Celebrate the positive. Everyone responds well to encouragement, so make an effort to acknowledge the good things your child does every day within his earshot. For instance, tell his dad, "Joshua washed all the vegetables for dinner." He'll get to bask in the glow of your praise and his dad's heartening response. And be specific. Instead of saying "Good job," say, "Thank you for waiting so patiently in line." This will enhance his sense of accomplishment and self-worth and let him know exactly what he did right.

Listen well. If your child needs to talk, stop and listen to what he has to say. He needs to know that his thoughts, feelings, desires, and opinions matter. Help him get comfortable with his emotions by labeling them. Say, "I understand you're sad because you have to say bye to your school pals." By accepting his emotions without judgment, you validate his feelings and show that you value what he has to say.
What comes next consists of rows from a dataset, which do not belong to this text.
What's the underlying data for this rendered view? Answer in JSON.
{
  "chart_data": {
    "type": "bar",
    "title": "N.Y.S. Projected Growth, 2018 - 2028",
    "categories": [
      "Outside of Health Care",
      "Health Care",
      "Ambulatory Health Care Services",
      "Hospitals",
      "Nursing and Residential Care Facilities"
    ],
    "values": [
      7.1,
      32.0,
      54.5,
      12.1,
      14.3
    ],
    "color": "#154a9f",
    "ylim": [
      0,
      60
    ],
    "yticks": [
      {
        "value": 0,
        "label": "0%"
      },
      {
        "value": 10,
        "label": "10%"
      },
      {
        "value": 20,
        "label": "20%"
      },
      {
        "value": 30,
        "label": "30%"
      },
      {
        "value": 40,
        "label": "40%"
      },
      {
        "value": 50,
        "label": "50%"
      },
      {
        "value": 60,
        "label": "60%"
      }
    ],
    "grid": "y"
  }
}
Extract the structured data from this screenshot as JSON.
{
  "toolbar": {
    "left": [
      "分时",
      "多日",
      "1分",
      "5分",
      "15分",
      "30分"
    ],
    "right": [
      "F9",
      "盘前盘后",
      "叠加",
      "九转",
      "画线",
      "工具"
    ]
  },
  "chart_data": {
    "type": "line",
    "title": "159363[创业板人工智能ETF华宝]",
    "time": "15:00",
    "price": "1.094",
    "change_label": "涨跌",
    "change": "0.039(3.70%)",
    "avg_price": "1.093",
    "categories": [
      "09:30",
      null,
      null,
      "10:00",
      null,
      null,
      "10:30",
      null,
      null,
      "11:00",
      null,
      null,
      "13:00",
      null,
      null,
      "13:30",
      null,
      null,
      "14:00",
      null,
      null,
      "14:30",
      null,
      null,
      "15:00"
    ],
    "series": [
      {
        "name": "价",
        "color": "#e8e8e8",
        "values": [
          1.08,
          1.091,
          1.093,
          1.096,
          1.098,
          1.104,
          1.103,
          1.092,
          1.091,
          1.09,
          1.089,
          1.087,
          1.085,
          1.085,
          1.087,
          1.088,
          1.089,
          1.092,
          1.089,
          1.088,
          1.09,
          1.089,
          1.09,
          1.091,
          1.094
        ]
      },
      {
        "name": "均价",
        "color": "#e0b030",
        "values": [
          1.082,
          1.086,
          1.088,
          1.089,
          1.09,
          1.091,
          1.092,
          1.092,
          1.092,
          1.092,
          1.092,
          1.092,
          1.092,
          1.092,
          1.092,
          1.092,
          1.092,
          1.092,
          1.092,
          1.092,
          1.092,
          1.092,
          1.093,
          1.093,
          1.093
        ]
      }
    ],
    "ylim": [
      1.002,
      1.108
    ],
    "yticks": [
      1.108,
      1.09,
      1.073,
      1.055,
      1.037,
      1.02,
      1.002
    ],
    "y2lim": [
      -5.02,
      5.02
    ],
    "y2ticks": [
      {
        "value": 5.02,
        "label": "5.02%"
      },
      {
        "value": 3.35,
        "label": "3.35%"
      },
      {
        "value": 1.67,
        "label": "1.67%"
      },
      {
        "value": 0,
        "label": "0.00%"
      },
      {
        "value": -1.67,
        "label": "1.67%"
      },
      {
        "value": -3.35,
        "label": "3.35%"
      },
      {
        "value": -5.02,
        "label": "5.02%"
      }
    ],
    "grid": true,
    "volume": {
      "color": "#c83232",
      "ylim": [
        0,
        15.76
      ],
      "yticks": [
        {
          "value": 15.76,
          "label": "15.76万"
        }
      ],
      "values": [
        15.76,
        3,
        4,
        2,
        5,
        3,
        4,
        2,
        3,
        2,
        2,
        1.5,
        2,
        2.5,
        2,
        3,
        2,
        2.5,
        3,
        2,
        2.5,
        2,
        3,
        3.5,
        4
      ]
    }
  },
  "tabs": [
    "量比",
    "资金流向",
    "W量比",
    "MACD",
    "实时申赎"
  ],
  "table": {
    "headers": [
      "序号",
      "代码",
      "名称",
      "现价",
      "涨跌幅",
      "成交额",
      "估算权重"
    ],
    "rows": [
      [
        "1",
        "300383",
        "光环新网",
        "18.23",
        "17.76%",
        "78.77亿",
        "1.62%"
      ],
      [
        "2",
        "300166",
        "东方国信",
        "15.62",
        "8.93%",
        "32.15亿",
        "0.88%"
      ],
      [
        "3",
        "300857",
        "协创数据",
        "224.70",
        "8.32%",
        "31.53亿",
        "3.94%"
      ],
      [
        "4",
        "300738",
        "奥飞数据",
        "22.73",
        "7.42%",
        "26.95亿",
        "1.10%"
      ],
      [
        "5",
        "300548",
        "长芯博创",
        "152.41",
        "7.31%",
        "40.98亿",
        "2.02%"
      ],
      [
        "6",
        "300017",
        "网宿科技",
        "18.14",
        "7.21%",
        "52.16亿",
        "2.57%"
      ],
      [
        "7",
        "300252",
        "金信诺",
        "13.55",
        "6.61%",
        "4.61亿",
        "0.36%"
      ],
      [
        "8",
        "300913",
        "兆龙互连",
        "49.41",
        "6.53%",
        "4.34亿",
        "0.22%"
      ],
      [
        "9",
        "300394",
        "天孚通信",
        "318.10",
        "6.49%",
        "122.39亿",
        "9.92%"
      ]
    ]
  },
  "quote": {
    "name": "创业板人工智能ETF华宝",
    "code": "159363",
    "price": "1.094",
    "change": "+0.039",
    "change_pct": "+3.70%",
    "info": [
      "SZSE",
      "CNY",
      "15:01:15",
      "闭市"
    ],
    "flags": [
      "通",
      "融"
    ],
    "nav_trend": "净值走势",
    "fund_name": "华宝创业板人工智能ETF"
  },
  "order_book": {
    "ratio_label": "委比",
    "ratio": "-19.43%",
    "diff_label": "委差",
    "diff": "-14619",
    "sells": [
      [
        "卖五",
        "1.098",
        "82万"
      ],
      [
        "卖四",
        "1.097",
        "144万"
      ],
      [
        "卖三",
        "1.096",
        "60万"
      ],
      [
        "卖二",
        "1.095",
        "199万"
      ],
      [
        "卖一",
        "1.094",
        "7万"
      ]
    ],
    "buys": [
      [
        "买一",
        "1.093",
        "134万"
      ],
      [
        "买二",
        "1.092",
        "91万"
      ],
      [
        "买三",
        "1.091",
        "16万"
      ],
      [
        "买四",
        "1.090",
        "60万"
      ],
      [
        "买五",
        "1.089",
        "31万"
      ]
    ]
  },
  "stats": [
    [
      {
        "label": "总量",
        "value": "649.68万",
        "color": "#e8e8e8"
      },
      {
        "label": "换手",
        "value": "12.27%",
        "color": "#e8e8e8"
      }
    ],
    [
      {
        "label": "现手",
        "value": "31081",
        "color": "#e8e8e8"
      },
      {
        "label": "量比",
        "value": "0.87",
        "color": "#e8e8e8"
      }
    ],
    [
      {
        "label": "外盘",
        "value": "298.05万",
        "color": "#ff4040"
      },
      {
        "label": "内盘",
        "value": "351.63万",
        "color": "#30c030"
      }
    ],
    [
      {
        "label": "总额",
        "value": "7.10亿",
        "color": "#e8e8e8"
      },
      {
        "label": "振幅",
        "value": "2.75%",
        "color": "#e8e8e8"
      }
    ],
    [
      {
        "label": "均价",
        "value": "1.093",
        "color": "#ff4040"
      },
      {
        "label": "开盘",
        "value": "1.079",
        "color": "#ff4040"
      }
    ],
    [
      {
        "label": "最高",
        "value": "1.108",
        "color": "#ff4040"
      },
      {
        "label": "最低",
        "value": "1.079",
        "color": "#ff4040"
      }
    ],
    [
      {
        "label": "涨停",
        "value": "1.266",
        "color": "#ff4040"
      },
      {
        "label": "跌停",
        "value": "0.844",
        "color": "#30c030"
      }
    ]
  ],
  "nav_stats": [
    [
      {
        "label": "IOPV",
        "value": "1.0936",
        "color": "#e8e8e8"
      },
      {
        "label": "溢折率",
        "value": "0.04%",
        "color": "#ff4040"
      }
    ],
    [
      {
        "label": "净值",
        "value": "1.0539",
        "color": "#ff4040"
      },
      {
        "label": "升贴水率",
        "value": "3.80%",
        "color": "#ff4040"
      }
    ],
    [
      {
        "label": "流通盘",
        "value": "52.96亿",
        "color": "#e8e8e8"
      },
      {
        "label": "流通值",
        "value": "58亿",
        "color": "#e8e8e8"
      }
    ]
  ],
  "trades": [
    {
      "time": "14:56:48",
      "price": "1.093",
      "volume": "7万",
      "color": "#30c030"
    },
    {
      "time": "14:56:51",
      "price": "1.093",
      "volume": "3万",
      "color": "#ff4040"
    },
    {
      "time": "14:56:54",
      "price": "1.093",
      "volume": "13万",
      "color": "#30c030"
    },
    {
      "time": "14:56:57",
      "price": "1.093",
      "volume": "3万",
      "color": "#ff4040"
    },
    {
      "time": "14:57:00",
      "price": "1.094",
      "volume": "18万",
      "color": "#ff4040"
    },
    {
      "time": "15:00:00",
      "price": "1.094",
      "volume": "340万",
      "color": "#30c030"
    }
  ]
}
If you share your own feelings ("I'm excited about going to the zoo"), he'll gain confidence expressing his own.

Resist comparisons. Comments such as "Why can't you be more like your sister?" or "Why can't you be nice like Peter?" will just remind your child of where he struggles in a way that fosters shame, envy, and competition. Even positive comparisons, such as "You're the best player" are potentially damaging because a child can find it hard to live up to this image. If you let your child know you appreciate him for the unique individual he is, he'll be more likely to value himself too.

Offer empathy. If your child compares himself unfavorably to his siblings or peers ("Why can't I catch a ball like Sophia?"), show him empathy and then emphasize one of his strengths. For instance, say, "You're right. Sophia is good at catching. And you're good at painting pictures." This can help your child learn that we all have strengths and weaknesses, and that he doesn't have to be perfect to feel good about himself.

Provide encouragement. Every child needs the kind of support from loved ones that signals, "I believe in you. I see your effort. Keep going!" Encouragement means acknowledging progress — not just rewarding achievement. So if your preschooler is struggling to fasten his snaps, say, "You're trying very hard and you almost have it!" instead of "Not like that. Let me do it."

There's a difference between praise and encouragement. One rewards the task while the other rewards the person ("You did it!" rather than "I'm proud of you!"). Praise can make a child feel that he's only "good" if he does something perfectly. Encouragement, on the other hand, acknowledges the effort. "Tell me about your drawing. I see that you like purple" is more helpful than saying, "That's the most beautiful picture I've ever seen." Too much praise can sap self-esteem because it can create pressure to perform and set up a continual need for approval from others. So dole out the praise judiciously and offer encouragement liberally; it will your child grow up to feel good about himself.